Saneera’s cousin, a ‘fish’ agent, helps the group procure its order right off the boats in the morning. By seven the women are busy cleaning the catch and packing them into small and big packets ready for delivery. An autorickshaw stands by for the delivery service. By ten in the morning the women wind up their work, their pockets clinking with cash, to catch the rest of the day. “It’s Rs. 12 for cleaning a kilo of chala (sardines) and goes up to Rs.20 for other fish.

“We work in clusters from three places- Palluruthy, Kochangaadi and Fort Kochi- and deliver in four areas - Kaloor, Thevara, Kakkanad and Kadavanthra,” says Saneera. On an average they get orders for 40 kilos of fish to clean and deliver and they take last orders till 10 p.m. in the evening.

The venture has garnered a good response and the women are upbeat. “A police officer on SRM Road asked us to supply organic vegetables from farms in and around the city. For that I need to do more leg work,” says Saneera happy with the suggestions and comments coming her way.

Business is not new to her. For the last four years she has been successfully running Azeeza Food Products in Chandiroor that makes chappatti, patthiri, appam and idiyyappm supplying on an average 7,000 pieces a day to hotels, hospitals, hostels and canteens. The unit has shifted to Chullickal two months ago.

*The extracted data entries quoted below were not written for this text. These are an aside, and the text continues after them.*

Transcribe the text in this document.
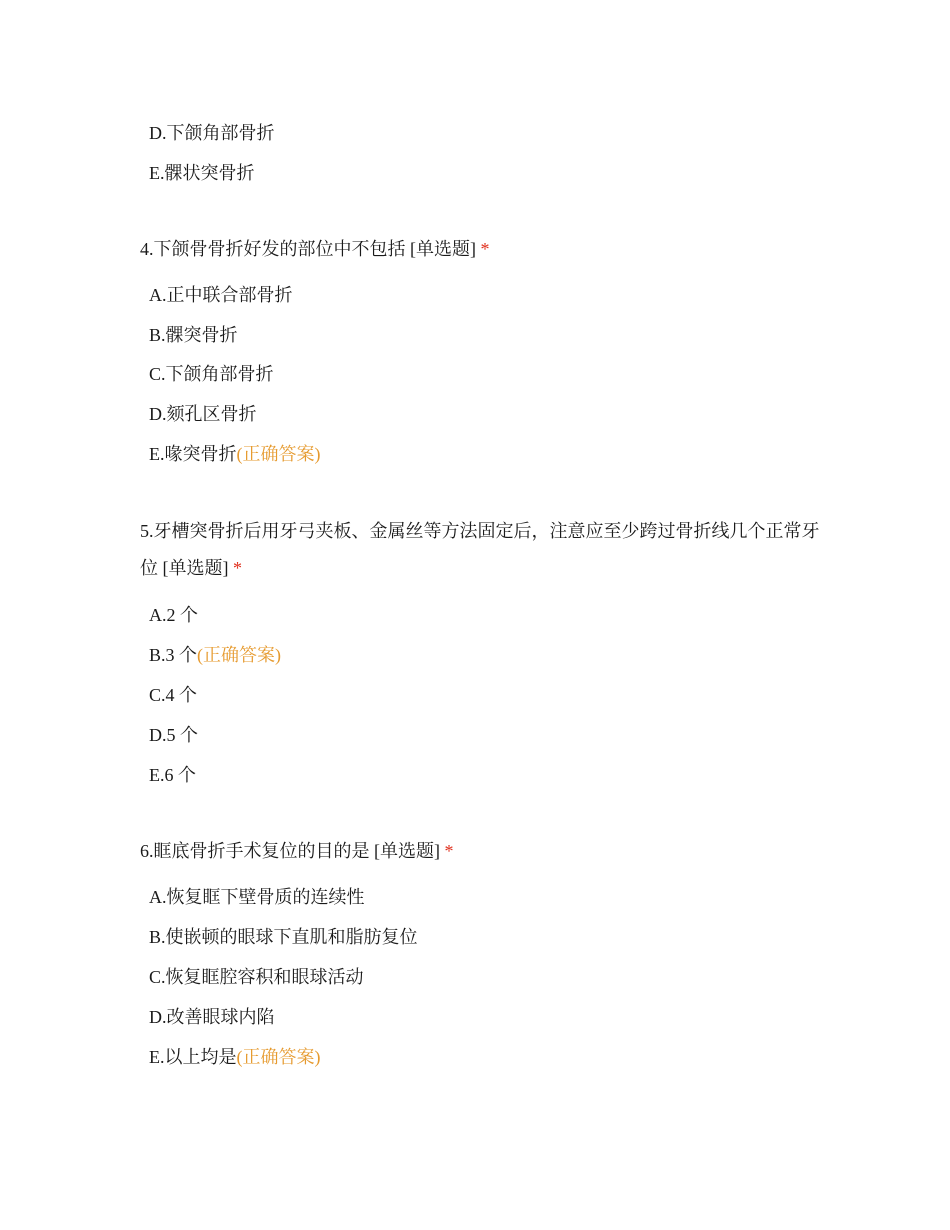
D.下颌角部骨折
E.髁状突骨折
4.下颌骨骨折好发的部位中不包括 [单选题] *
A.正中联合部骨折
B.髁突骨折
C.下颌角部骨折
D.颏孔区骨折
E.喙突骨折(正确答案)
5.牙槽突骨折后用牙弓夹板、金属丝等方法固定后，注意应至少跨过骨折线几个正常牙位 [单选题] *
A.2 个
B.3 个(正确答案)
C.4 个
D.5 个
E.6 个
6.眶底骨折手术复位的目的是 [单选题] *
A.恢复眶下壁骨质的连续性
B.使嵌顿的眼球下直肌和脂肪复位
C.恢复眶腔容积和眼球活动
D.改善眼球内陷
E.以上均是(正确答案)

Saneera forayed into business because of her inherent nature of engaging with people. She shut a small tailoring outfit in Palluruthy, from where she hails, and began looking after her sick mother. That brought her in touch with the sick and the weak. Saneera realised that money was a pre-requisite for social service. “It’s the only way one can help others,” and so after her mother’s demise she set up the unit in her free time, going as far as Coimbatore and Kalamassery to pick up a chappatti making machine. She roped in hands and began work, which came in plenty. Saneera recalls a time when she had a huge order and three of her staff, all migrants, left suddenly. She completed the order bracing up to problems but networked with workers and finally had one flown down from Kolkata. “He protested saying that he did not have a passport to come to Kochi but I reassured him and did not mind sending a flight ticket to complete orders worth a lot of money,” she says. Saneera has even enrolled staff right at the railway station as “soon as the Guwhati Express arrives,”’ as she believes in being resourceful. To keep up with the changes she has upgraded the machinery to match the demand. To keep an eye on the proceedings at her unit she has installed CCTVs.

Her four children, the youngest being in Class II, are all proud of their mother’s hard work and enterprising spirit. Her spouse, Rahim who runs a chain of tuition centres, has been extremely supportive, she says. An accountant helps her with money matters. Saneera loves to put up temporary food and fresh juice stalls at most fairs and festivals in and around the city and recruits temporary staff.

Behind all this lies her quiet work with the destitute and drug addicts. Saneera works with people with such afflictions. She proudly discloses that she has rehabilitated two of her staff who were drug addicts. “They are super workers now,” she says.

In this new venture, her friend Mymoona is a partner. Women from around her home and at the different cleaning centres come in the morning to chip in. “Of late most homemakers plonk themselves in front of the television and watch serials, from six to ten in the evening. This has led to an obesity epidemic.

Women need to be physically active, and hence they need to work,” says Saneera pointing to her children who she says are trained to be self-sufficient “They can cook, clean, feed and manage things by themselves; self-sufficiency is very important for each one of us,” says Saneera who, like Nirupama, is encouraging women find their inner strength.